Besides the cool action sequences, the movie is actually very funny..the cast is great...the storyline fresh..and the costumes cool! Man, haven't watched such a good movie since I watched Stardust..and this one's even better!

Next recommendation, those who like detective novels will do well to grab the Erast Fandorin series by Boris Akunin *available in the nearest NLBs..*. As intriguing as the Sherlock Holmes series, but with more literary flair *in my humble opinion..*. Anyway, a very good read to recuperate from an exhausting semester =)

Why am I doing all this in reading week, u ask?
Well... bookworm's gotta do what bookworm's gotta do....

Thursday, April 17, 2008

Post-submission AAR (After Action Report)

Huaaaaaaahhhhh....... selesai juga akhirnya... sejauh ini, semester inilah yang paling bikin capek mental krn semua tutors seolah put in extra effort biar deadline2 pada clash.. pertama kalinya ada project submission 4 hari sebelum design submission..hueh..
yah tapi semuanya udah selesai, n seperti biasa, kami anak2 archi akan liat ke belakang dan bilang: "I'm a survivor!" =) hm...so how was this semester...? kl mo jujur, secara fisik jauh lebih relaxing daripada last sem, dimana aku harus nginep2 di studio more than half the sem, gara2 tutornya keren abis tapi sadis berat... secara mental, ya itu tadi, semester paling melelahkan so far gara2 project byk banget n deadlines-nya clash2. tp terasa betul kekompakan anak2 archi saat stay over bareng, complain bareng, supper bareng, dan tak lupa ngerjain online tests bareng2..hehehe... tanpa community spirit yg seperti itu, archi just won't be as fun.

well..anehnya yah..kalo ada satu hal yang betul2 aku pelajari semester ini,it's to not take school so seriously... dan ternyata aku baik2 saja tuh.. *cross finger, liat apa aku bakal nelan ludah sendiri setelah nilai2 keluar* hm..kecuali yg disastrous presentation itu, but aku rasa kontribusi seluruh grup ampe bisa ancur begitu... yah, senang sih, krn sejauh ini aku penasaran apa yg akan terjadi kalo aku nggak menjual jiwaku ke arsitektur, dan ternyata ok ok aja. targetku di awal semester cukup tercapai, yaitu lebih banyak memperhatikan temen2, keluarga, gereja, daripada melulu memperhatikan studi.
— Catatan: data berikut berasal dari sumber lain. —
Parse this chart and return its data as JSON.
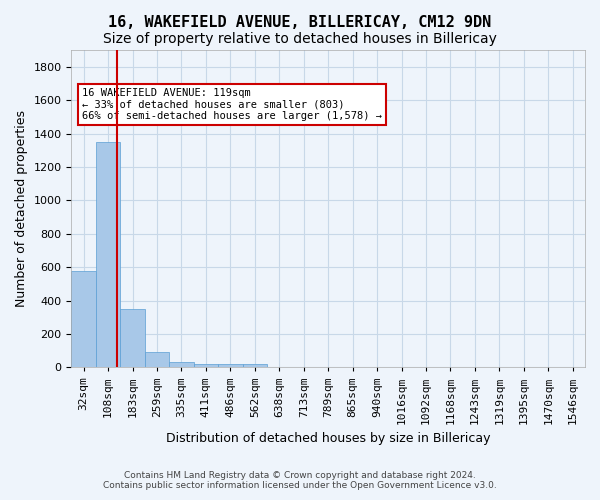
{
  "title": "16, WAKEFIELD AVENUE, BILLERICAY, CM12 9DN",
  "subtitle": "Size of property relative to detached houses in Billericay",
  "xlabel": "Distribution of detached houses by size in Billericay",
  "ylabel": "Number of detached properties",
  "footer_line1": "Contains HM Land Registry data © Crown copyright and database right 2024.",
  "footer_line2": "Contains public sector information licensed under the Open Government Licence v3.0.",
  "bin_labels": [
    "32sqm",
    "108sqm",
    "183sqm",
    "259sqm",
    "335sqm",
    "411sqm",
    "486sqm",
    "562sqm",
    "638sqm",
    "713sqm",
    "789sqm",
    "865sqm",
    "940sqm",
    "1016sqm",
    "1092sqm",
    "1168sqm",
    "1243sqm",
    "1319sqm",
    "1395sqm",
    "1470sqm",
    "1546sqm"
  ],
  "bar_values": [
    580,
    1350,
    350,
    95,
    30,
    20,
    20,
    20,
    0,
    0,
    0,
    0,
    0,
    0,
    0,
    0,
    0,
    0,
    0,
    0,
    0
  ],
  "bar_color": "#a8c8e8",
  "bar_edge_color": "#5a9fd4",
  "grid_color": "#c8d8e8",
  "background_color": "#eef4fb",
  "vline_x": 1.37,
  "vline_color": "#cc0000",
  "ylim": [
    0,
    1900
  ],
  "yticks": [
    0,
    200,
    400,
    600,
    800,
    1000,
    1200,
    1400,
    1600,
    1800
  ],
  "annotation_text": "16 WAKEFIELD AVENUE: 119sqm\n← 33% of detached houses are smaller (803)\n66% of semi-detached houses are larger (1,578) →",
  "annotation_box_color": "#ffffff",
  "annotation_border_color": "#cc0000",
  "title_fontsize": 11,
  "subtitle_fontsize": 10,
  "axis_fontsize": 9,
  "tick_fontsize": 8
}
Tentu aja aku bersyukur krn terasa Tuhan membantu aku dan memberkati pekerjaan tanganku, sehingga aku bisa punya waktu dan kemauan memperhatikan orang lain. susah lho, utk seorang mantan loner yg menganggap archi adalah mistess-nya..hahahahaha...

Perbuatan paling nekat semester ini: *actually, perbuatan paling nekat selama aku di archi sejauh ini* pergi nonton konser "We Will Rock You" tepat pada malam sebelum submission...hahahhahaha.. inilah akibat beli tiket tanpa bener2 ngecek tanggal submission.. tapi aku malah seneng udah pergi.. hm...it made me feel bad, but also feel good..hahaha.. kyk seorang nerd yang ketaun bolos sekolah buat ke game center n merasa cool karenanya.. yah, perasaan bangga-nya itu ada krn aku bisa selesai ngerjain stuff utk submission beberapa jam seblm waktu yg ditentukan, n tanggapan tutors2 di crit lumayan bagus. coba kalo crit-ku disastrous jg, sekarang mungkin lagi lemes sambil mikir "would things b different kl waktunya yg buat konser dipake buat kerja...?"

But people need to have "illegal" fun once in a while, really. karena itu membuat kita mikir lagi, siapa sih sebenarnya yg naro constraints2 seperti :"dilarang menonton konser pada malam sebelum submission." nggak ada sebetulnya, selain diri kita sendiri.

That said, target semester berikutnya adalah menjual jiwaku pada archi sambil memperhatikan orang lain..*atau kalo beneran pergi ke Paris, sambil jalan2 juga..somehow aku masih merasa surreal bhw aku bkl pergi exchange ke Paris..merasa kl di saat2 terakhir ntar ada sesuatu yg membatalkannya...hm...* Kenapa setelah do okay tanpa ditindas archi aku masih pengen menuang all of myself into it? Cuz that's the definition of the word passion... aku emang nggak nyesel gak put in 100% semester ini, tp aku pengen banget put in 120% semester depan.. semata karena berjuang sampe titik darah penghabisan adalah kenikmatan tersendiri... rasanya bakal seneng banget dan puas banget bahwa usaha yg kita serahkan adalah bener2 yang terbaik, dan dalam usaha mengejar yang terbaik itu, udah pasti diri kita akan semakin bertumbuh..dalam disiplin, kemauan, kemampuan, tekad, stamina, ketahanan mental n kepandaian membagi waktu.. tantangan terbesar di archi: how to have reasonably balanced life while justifying the passion we have by putting in much of ourselves.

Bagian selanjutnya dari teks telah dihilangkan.